May 21, 2009, 5:34 GMT
Singapore - Singapore's export-reliant economy contracted 10.1 per cent in the first quarter compared with a year ago and could shrink by 6 to 9 per cent for the whole year, the government said Thursday.
Amid the global economic downturn, the city-state was in its worst recession since independence from Malaysia in 1965.
'There are still no decisive indicators of economic recovery,' the Ministry of Trade and Industry said in a statement.
'At this point in time, any new risk, such as an acute worsening of the influenza A (H1N1) situation or undisclosed weaknesses in US or European banks coming to light, could set back the process of economic recovery by several quarters,' it said, referring to the recent outbreak of swine flu.
According to figures released Thursday by the International Enterprise Singapore government agency, the city-state's external trade in the first quarter slumped 28 per cent from the same period a year ago after a 9.6-per-cent decline recorded in the previous quarter.
The contraction 'was larger than expected and can be attributed to the synchronized slowdown in global demand' for both oil and non-oil trade, the trade-promotion agency said.
For the whole year, total trade was expected to shrink 22 to 25 per cent. In the first quarter, total trade was at 133 billion US dollars.
The final numbers for Singapore's gross domestic product (GDP) were slightly better than estimates issued in April when the government expected GDP for the first quarter to shrink 11.5 per cent year-on-year.

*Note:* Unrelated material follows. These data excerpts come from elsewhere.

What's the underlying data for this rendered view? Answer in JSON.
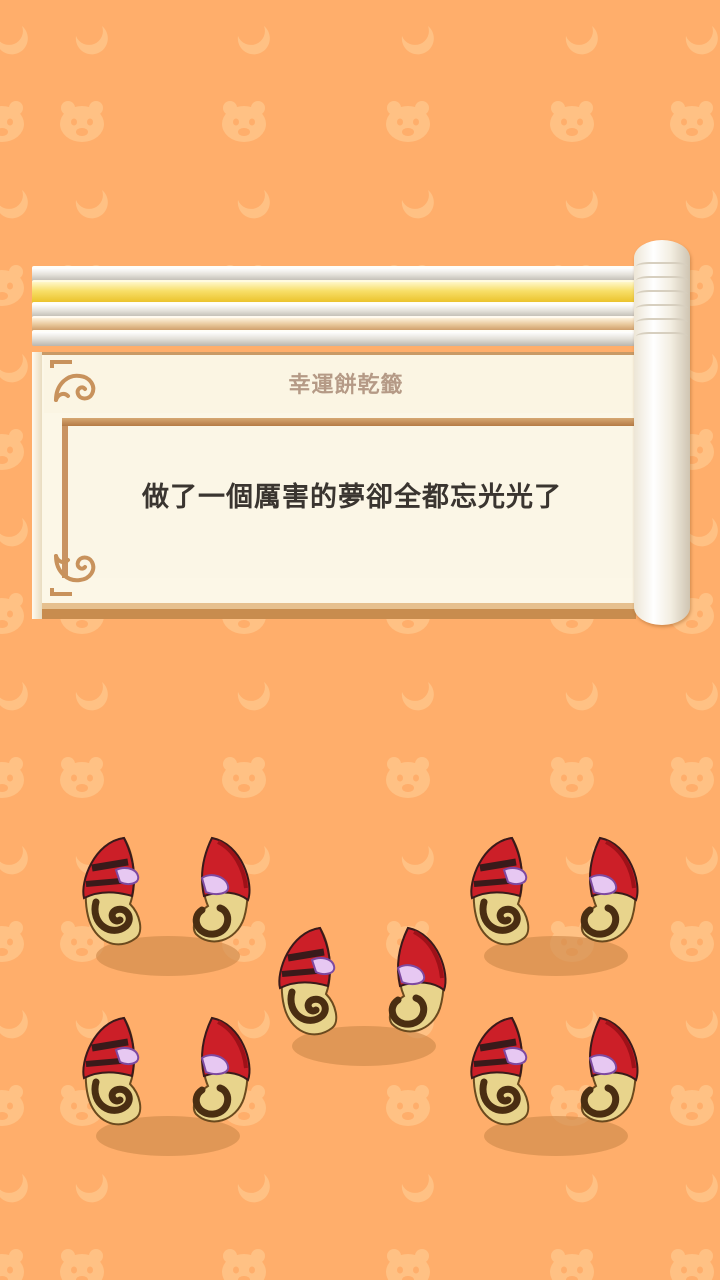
{
  "fortune_slip": {
    "title": "幸運餅乾籤",
    "message": "做了一個厲害的夢卻全都忘光光了"
  },
  "broken_cookies": {
    "count": 5
  },
  "colors": {
    "background": "#ffae6b",
    "pattern": "#ffc184",
    "scroll_trim": "#c8925c",
    "text": "#3a3530",
    "title_text": "#b59a86",
    "cookie_red": "#cc1f28",
    "cookie_dark": "#3a1a1a",
    "cookie_cream": "#e8d48c",
    "cookie_glaze": "#e7c8f2"
  },
  "icons": [
    "moon-pattern-icon",
    "bear-face-pattern-icon",
    "cloud-ornament-icon",
    "broken-cookie-icon"
  ]
}
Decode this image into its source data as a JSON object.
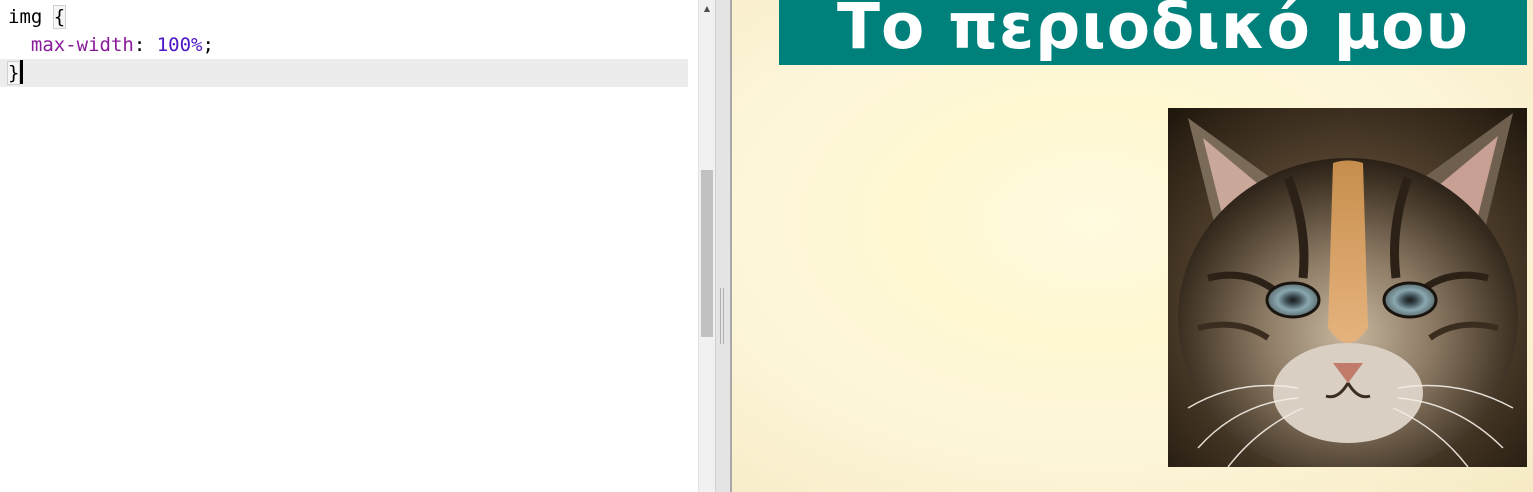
{
  "editor": {
    "lines": {
      "l1": {
        "selector": "img",
        "brace": "{"
      },
      "l2": {
        "property": "max-width",
        "colon": ": ",
        "value": "100%",
        "semi": ";"
      },
      "l3": {
        "brace": "}"
      }
    },
    "scroll_up_icon": "arrow-up-icon"
  },
  "preview": {
    "title": "Το περιοδικό μου",
    "header_color": "#00807b",
    "image_subject": "kitten"
  }
}
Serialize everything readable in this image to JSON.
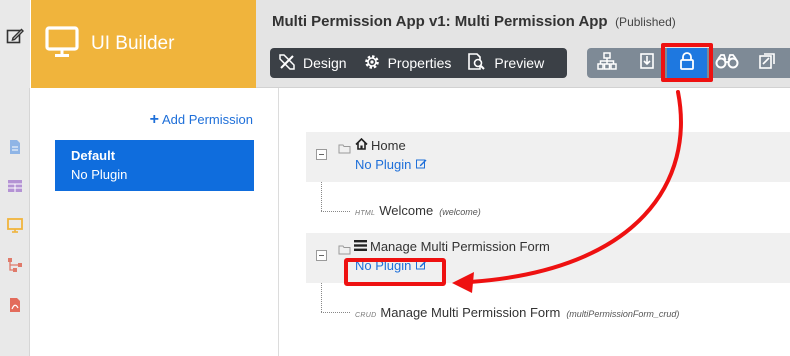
{
  "brand": {
    "name": "UI Builder",
    "icon": "monitor-icon"
  },
  "header": {
    "title": "Multi Permission App v1: Multi Permission App",
    "status": "(Published)"
  },
  "toolbar": {
    "main": [
      {
        "label": "Design",
        "icon": "design-tools-icon"
      },
      {
        "label": "Properties",
        "icon": "gear-icon"
      },
      {
        "label": "Preview",
        "icon": "preview-icon"
      }
    ],
    "side": [
      "sitemap-icon",
      "import-icon",
      "lock-icon",
      "binoculars-icon",
      "export-icon"
    ],
    "active_side": "lock-icon"
  },
  "rail": [
    "edit-icon",
    "document-icon",
    "table-icon",
    "monitor-icon",
    "tree-icon",
    "pdf-icon"
  ],
  "left": {
    "add_permission": "Add Permission",
    "permissions": [
      {
        "name": "Default",
        "plugin": "No Plugin"
      }
    ]
  },
  "tree": {
    "nodes": [
      {
        "label": "Home",
        "icon": "home-icon",
        "plugin": "No Plugin",
        "children": [
          {
            "tag": "HTML",
            "name": "Welcome",
            "id": "(welcome)"
          }
        ]
      },
      {
        "label": "Manage Multi Permission Form",
        "icon": "list-icon",
        "plugin": "No Plugin",
        "children": [
          {
            "tag": "CRUD",
            "name": "Manage Multi Permission Form",
            "id": "(multiPermissionForm_crud)"
          }
        ]
      }
    ]
  },
  "colors": {
    "brand": "#f0b43c",
    "accent": "#0f6ddd",
    "link": "#1e6fd9",
    "highlight": "#ee1111",
    "toolbar_dark": "#3b4046"
  }
}
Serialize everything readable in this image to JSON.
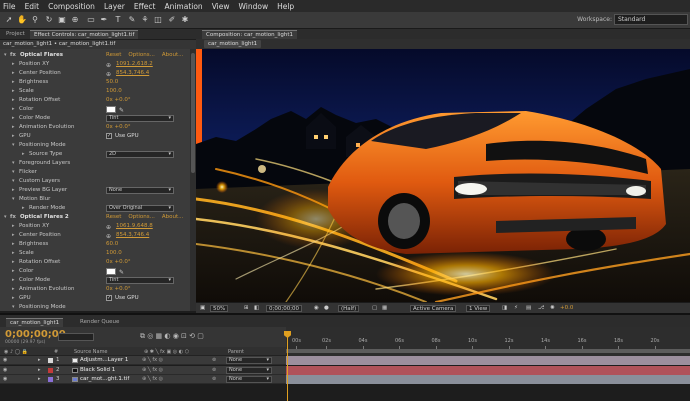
{
  "menu": [
    "File",
    "Edit",
    "Composition",
    "Layer",
    "Effect",
    "Animation",
    "View",
    "Window",
    "Help"
  ],
  "toolbar": {
    "icons": [
      "selection-tool-icon",
      "hand-tool-icon",
      "zoom-tool-icon",
      "rotate-tool-icon",
      "camera-tool-icon",
      "pan-behind-icon",
      "mask-tool-icon",
      "pen-tool-icon",
      "text-tool-icon",
      "brush-tool-icon",
      "clone-stamp-icon",
      "eraser-icon",
      "roto-brush-icon",
      "puppet-pin-icon"
    ],
    "workspace_label": "Workspace:",
    "workspace_value": "Standard"
  },
  "left_tabs": {
    "project": "Project",
    "effect_controls": "Effect Controls: car_motion_light1.tif"
  },
  "effect_controls": {
    "subtitle": "car_motion_light1 • car_motion_light1.tif",
    "reset": "Reset",
    "options": "Options...",
    "about": "About...",
    "rows": [
      {
        "kind": "hdr",
        "label": "Optical Flares",
        "indent": 0
      },
      {
        "kind": "point",
        "label": "Position XY",
        "value": "1091.2,618.2",
        "indent": 1
      },
      {
        "kind": "point",
        "label": "Center Position",
        "value": "854.3,746.4",
        "indent": 1
      },
      {
        "kind": "num",
        "label": "Brightness",
        "value": "50.0",
        "indent": 1
      },
      {
        "kind": "num",
        "label": "Scale",
        "value": "100.0",
        "indent": 1
      },
      {
        "kind": "num",
        "label": "Rotation Offset",
        "value": "0x +0.0°",
        "indent": 1
      },
      {
        "kind": "color",
        "label": "Color",
        "indent": 1
      },
      {
        "kind": "dd",
        "label": "Color Mode",
        "value": "Tint",
        "indent": 1
      },
      {
        "kind": "num",
        "label": "Animation Evolution",
        "value": "0x +0.0°",
        "indent": 1
      },
      {
        "kind": "chk",
        "label": "GPU",
        "value": "Use GPU",
        "indent": 1
      },
      {
        "kind": "grp",
        "label": "Positioning Mode",
        "indent": 1
      },
      {
        "kind": "dd",
        "label": "Source Type",
        "value": "2D",
        "indent": 2
      },
      {
        "kind": "grp",
        "label": "Foreground Layers",
        "indent": 1
      },
      {
        "kind": "grp",
        "label": "Flicker",
        "indent": 1
      },
      {
        "kind": "grp",
        "label": "Custom Layers",
        "indent": 1
      },
      {
        "kind": "dd",
        "label": "Preview BG Layer",
        "value": "None",
        "indent": 1
      },
      {
        "kind": "grp",
        "label": "Motion Blur",
        "indent": 1
      },
      {
        "kind": "dd",
        "label": "Render Mode",
        "value": "Over Original",
        "indent": 2
      },
      {
        "kind": "hdr",
        "label": "Optical Flares 2",
        "indent": 0
      },
      {
        "kind": "point",
        "label": "Position XY",
        "value": "1061.9,648.8",
        "indent": 1
      },
      {
        "kind": "point",
        "label": "Center Position",
        "value": "854.3,746.4",
        "indent": 1
      },
      {
        "kind": "num",
        "label": "Brightness",
        "value": "60.0",
        "indent": 1
      },
      {
        "kind": "num",
        "label": "Scale",
        "value": "100.0",
        "indent": 1
      },
      {
        "kind": "num",
        "label": "Rotation Offset",
        "value": "0x +0.0°",
        "indent": 1
      },
      {
        "kind": "color",
        "label": "Color",
        "indent": 1
      },
      {
        "kind": "dd",
        "label": "Color Mode",
        "value": "Tint",
        "indent": 1
      },
      {
        "kind": "num",
        "label": "Animation Evolution",
        "value": "0x +0.0°",
        "indent": 1
      },
      {
        "kind": "chk",
        "label": "GPU",
        "value": "Use GPU",
        "indent": 1
      },
      {
        "kind": "grp",
        "label": "Positioning Mode",
        "indent": 1
      }
    ]
  },
  "composition": {
    "tab": "Composition: car_motion_light1",
    "chip": "car_motion_light1",
    "footer": {
      "zoom": "50%",
      "timecode": "0;00;00;00",
      "resolution": "(Half)",
      "camera": "Active Camera",
      "views": "1 View",
      "exposure": "+0.0"
    }
  },
  "timeline": {
    "tab": "car_motion_light1",
    "render_queue": "Render Queue",
    "timecode": "0;00;00;00",
    "fps": "00000 (29.97 fps)",
    "headers": {
      "source": "Source Name",
      "parent": "Parent"
    },
    "ticks": [
      "00s",
      "02s",
      "04s",
      "06s",
      "08s",
      "10s",
      "12s",
      "14s",
      "16s",
      "18s",
      "20s"
    ],
    "layers": [
      {
        "num": "1",
        "name": "Adjustm...Layer 1",
        "label_color": "#d8d8d8",
        "bar_color": "#9c8f9e",
        "parent": "None"
      },
      {
        "num": "2",
        "name": "Black Solid 1",
        "label_color": "#c23a3a",
        "bar_color": "#b0525a",
        "parent": "None"
      },
      {
        "num": "3",
        "name": "car_mot...ght.1.tif",
        "label_color": "#8a6fd6",
        "bar_color": "#8a8f9a",
        "parent": "None"
      }
    ]
  }
}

However, the government maintained its forecast that GDP for the whole of 2009 would drop as much as 9 per cent.
In 2008, the Singapore economy grew by 1.1 per cent, compared with 7.8 per cent a year earlier.

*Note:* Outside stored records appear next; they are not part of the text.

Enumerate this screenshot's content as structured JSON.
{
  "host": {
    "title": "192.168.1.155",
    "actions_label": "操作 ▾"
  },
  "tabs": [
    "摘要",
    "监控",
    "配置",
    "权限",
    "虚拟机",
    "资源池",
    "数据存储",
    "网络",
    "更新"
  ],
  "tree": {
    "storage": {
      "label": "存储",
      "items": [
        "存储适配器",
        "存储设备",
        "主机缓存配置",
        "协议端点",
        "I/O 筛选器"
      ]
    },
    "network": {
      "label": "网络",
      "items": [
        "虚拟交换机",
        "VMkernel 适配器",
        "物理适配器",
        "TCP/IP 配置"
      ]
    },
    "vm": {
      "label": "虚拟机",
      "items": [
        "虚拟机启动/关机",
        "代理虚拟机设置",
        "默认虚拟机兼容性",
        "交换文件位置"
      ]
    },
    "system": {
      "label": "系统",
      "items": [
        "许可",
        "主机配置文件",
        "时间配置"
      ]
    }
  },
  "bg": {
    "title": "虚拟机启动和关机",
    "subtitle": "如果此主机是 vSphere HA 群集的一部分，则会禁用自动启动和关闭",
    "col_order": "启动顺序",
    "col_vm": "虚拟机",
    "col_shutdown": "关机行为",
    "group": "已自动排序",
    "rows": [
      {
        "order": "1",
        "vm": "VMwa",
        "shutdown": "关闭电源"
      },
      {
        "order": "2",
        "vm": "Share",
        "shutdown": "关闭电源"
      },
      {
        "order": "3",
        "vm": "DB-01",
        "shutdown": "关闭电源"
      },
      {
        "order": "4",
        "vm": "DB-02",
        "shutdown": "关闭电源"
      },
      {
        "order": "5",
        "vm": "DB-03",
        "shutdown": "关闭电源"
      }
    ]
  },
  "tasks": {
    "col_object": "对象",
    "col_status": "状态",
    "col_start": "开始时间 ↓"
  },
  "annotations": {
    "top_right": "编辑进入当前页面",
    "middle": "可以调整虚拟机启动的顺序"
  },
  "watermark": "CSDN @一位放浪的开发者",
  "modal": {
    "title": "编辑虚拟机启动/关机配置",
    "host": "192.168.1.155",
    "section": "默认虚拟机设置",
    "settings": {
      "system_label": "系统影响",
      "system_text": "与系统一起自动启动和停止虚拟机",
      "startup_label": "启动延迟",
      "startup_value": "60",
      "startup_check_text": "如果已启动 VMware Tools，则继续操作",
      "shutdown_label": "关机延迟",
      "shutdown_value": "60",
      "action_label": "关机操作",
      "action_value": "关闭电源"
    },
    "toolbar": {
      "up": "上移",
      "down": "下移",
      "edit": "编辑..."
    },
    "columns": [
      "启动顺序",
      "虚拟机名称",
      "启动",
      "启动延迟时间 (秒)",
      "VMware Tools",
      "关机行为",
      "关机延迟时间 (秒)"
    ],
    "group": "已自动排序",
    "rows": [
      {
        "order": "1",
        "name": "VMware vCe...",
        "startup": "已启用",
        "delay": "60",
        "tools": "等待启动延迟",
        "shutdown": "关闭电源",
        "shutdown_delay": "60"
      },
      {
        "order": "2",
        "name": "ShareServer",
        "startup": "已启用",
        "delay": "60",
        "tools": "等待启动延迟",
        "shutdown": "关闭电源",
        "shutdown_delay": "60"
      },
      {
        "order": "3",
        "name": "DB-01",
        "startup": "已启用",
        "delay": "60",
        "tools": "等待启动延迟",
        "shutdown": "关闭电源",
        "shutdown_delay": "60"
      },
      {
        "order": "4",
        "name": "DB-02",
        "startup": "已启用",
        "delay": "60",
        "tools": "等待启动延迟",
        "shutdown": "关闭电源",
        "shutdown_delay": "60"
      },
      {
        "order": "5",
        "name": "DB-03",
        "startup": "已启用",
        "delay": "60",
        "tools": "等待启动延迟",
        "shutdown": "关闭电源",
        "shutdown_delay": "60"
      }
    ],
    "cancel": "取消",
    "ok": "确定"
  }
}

On a quarter-to-quarter basis, Singapore's GDP dropped 14.6 per cent from January to March and 16.4 per cent in the last quarter of 2008.
In the first three months of 2009, manufacturing slumped 26.6 per cent, worse than the contraction of 21.3 per cent in the previous quarter.
The service industry suffered a 10.3-per-cent decline in the first quarter, less than the 15-per-cent drop recorded a quarter earlier.